Andrew Moore — who has just made a trip from Texas to Bermuda — says he was shocked to find Kindley Air Force Base in the same condition as when he served here in 1963-64.

Mr. Moore, 64, was on the Island to gather information as he builds his case for compensation for his ill health which he attributes to his job dumping waste in a deep pit.

The clean-up of waste such as mercury, paint, batteries and vast amounts of oil at Kindley and Morgan's Point is estimated to cost tens of millions of dollars, but the US previously only agreed to pay $11 million for the replacement of Longbird Bridge.

But Congressman Charles Rangel, the New York Democrat who heads the House of Representatives Committee of Ways and Means, told Premier Ewart Brown on his recent Washington trip that he was keen for negotiations to reopen.

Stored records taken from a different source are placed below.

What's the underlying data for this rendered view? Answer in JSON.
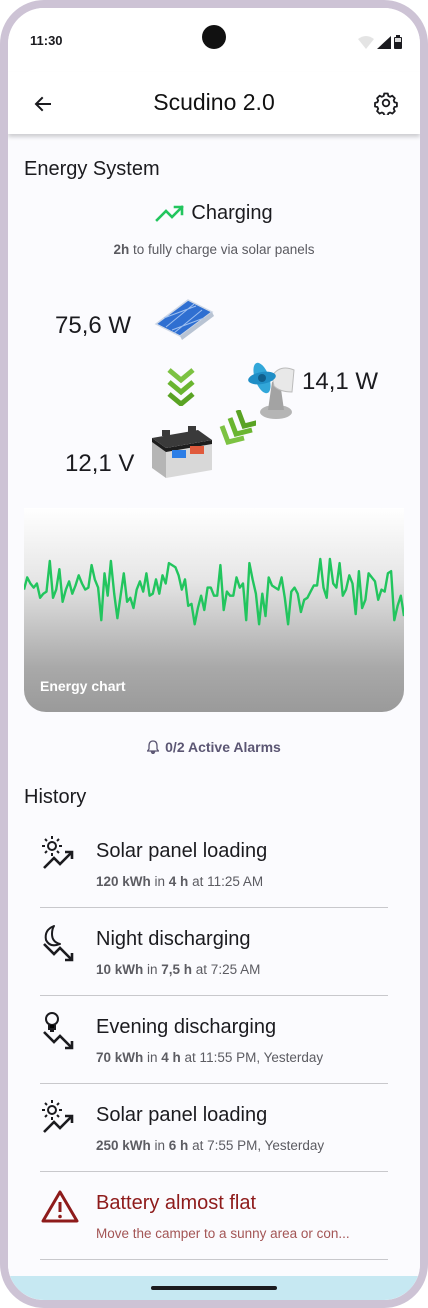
{
  "status": {
    "time": "11:30"
  },
  "app": {
    "title": "Scudino 2.0"
  },
  "energy": {
    "section_title": "Energy System",
    "state": "Charging",
    "charge_time_bold": "2h",
    "charge_time_rest": " to fully charge via solar panels",
    "solar_power": "75,6 W",
    "fan_power": "14,1 W",
    "battery_voltage": "12,1 V",
    "accent_color": "#22c55e"
  },
  "chart": {
    "label": "Energy chart",
    "line_color": "#22c55e"
  },
  "chart_data": {
    "type": "line",
    "title": "Energy chart",
    "series": [
      {
        "values": [
          60,
          66,
          63,
          61,
          63,
          56,
          58,
          59,
          74,
          56,
          60,
          70,
          54,
          60,
          64,
          58,
          62,
          67,
          63,
          60,
          61,
          72,
          65,
          61,
          45,
          68,
          57,
          74,
          58,
          46,
          57,
          68,
          54,
          56,
          51,
          60,
          64,
          59,
          68,
          57,
          58,
          65,
          58,
          67,
          63,
          73,
          72,
          71,
          67,
          60,
          65,
          52,
          53,
          43,
          51,
          57,
          50,
          61,
          61,
          57,
          57,
          72,
          50,
          59,
          57,
          57,
          66,
          61,
          63,
          45,
          73,
          65,
          58,
          43,
          58,
          47,
          66,
          62,
          61,
          60,
          66,
          56,
          43,
          59,
          61,
          58,
          49,
          55,
          56,
          59,
          62,
          62,
          75,
          61,
          56,
          75,
          63,
          61,
          73,
          57,
          60,
          67,
          63,
          48,
          69,
          51,
          55,
          68,
          66,
          64,
          55,
          60,
          59,
          68,
          69,
          45,
          52,
          57,
          47
        ]
      }
    ],
    "ylim": [
      0,
      100
    ]
  },
  "alarms": {
    "label": "0/2 Active Alarms"
  },
  "history": {
    "title": "History",
    "items": [
      {
        "icon": "sun-trend-up-icon",
        "title": "Solar panel loading",
        "amount": "120 kWh",
        "in": " in ",
        "duration": "4 h",
        "when": " at 11:25 AM",
        "warn": false
      },
      {
        "icon": "moon-trend-down-icon",
        "title": "Night discharging",
        "amount": "10 kWh",
        "in": " in ",
        "duration": "7,5 h",
        "when": " at 7:25 AM",
        "warn": false
      },
      {
        "icon": "bulb-trend-down-icon",
        "title": "Evening discharging",
        "amount": "70 kWh",
        "in": " in ",
        "duration": "4 h",
        "when": " at 11:55 PM, Yesterday",
        "warn": false
      },
      {
        "icon": "sun-trend-up-icon",
        "title": "Solar panel loading",
        "amount": "250 kWh",
        "in": " in ",
        "duration": "6 h",
        "when": " at 7:55 PM, Yesterday",
        "warn": false
      },
      {
        "icon": "warning-triangle-icon",
        "title": "Battery almost flat",
        "message": "Move the camper to a sunny area or con...",
        "warn": true
      }
    ]
  }
}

Speaking from Texas, Mr. Moore told The Royal Gazette about his visit: "It was amazing to me. The base at Kindley looks the same. The land has not been developed.

"That's one of the things that bothers me a little bit. The size of the Island — and there's all that space in that area and it's wasteland. You have got two major areas not being developed. It could mean revenue to Bermuda."

Asked who should pay for the clean-up, he said: "We were there, we left it. It's like a house. If a tenant leaves it in a bad condition he has the responsibility to put it right."

Mr. Moore has been diagnosed with stage four colon cancer, had a third of his stomach surgically removed and a history of lung problems including pneumonia.

He flew to Bermuda late last month after reading of former serviceman Ronald Slater's claims that he knew of numerous barrels of lethal defoliant being dumped and burned in a Kindley pit from 1965 to 1967.

During his trip he met with Works and Engineering Permanent Secretary Robert Horton to seek information about talks between the US and Bermuda.

He also met with United Bermuda Party MP Grant Gibbons, who was Management and Technology Minister when toxicology tests were carried out on the land in the mid 1990s.

Mr. Moore said: "They gave me all the time I needed. The Bermuda Government was more concerned with: 'How are you doing?' rather than: 'No you weren't there.'

"They were more caring than the evasiveness I have got from my own government. They said they admired my fortitude. That means something to me."

However, Mr. Moore remains pessimistic about his compensation battle, saying that if he was to succeed it could open a Pandora's Box, with more veterans coming forward.

Mr. Moore also served in Texas during his four year military career. He says the only time he handled waste was when he was in Bermuda.

Following Mr. Slater's allegations last summer, then Works Minister Dennis Lister commissioned a report into the safety of the land at Kindley.

Mr. Lister said on the report's completion: "Results do not suggest the presence of dioxin or Agent Orange to be a health risk."

However, months later, when Government finally released the report, the methods described to test the land raised questions.

Although veterans say they poured waste into deep pits, the method used by A.L.S. Laboratory was to collect samples from the top ten centimetres of the surface with a garden spade.

Mr. Slater and Mr. Moore say they would have needed to dig much deeper to carry out a proper test.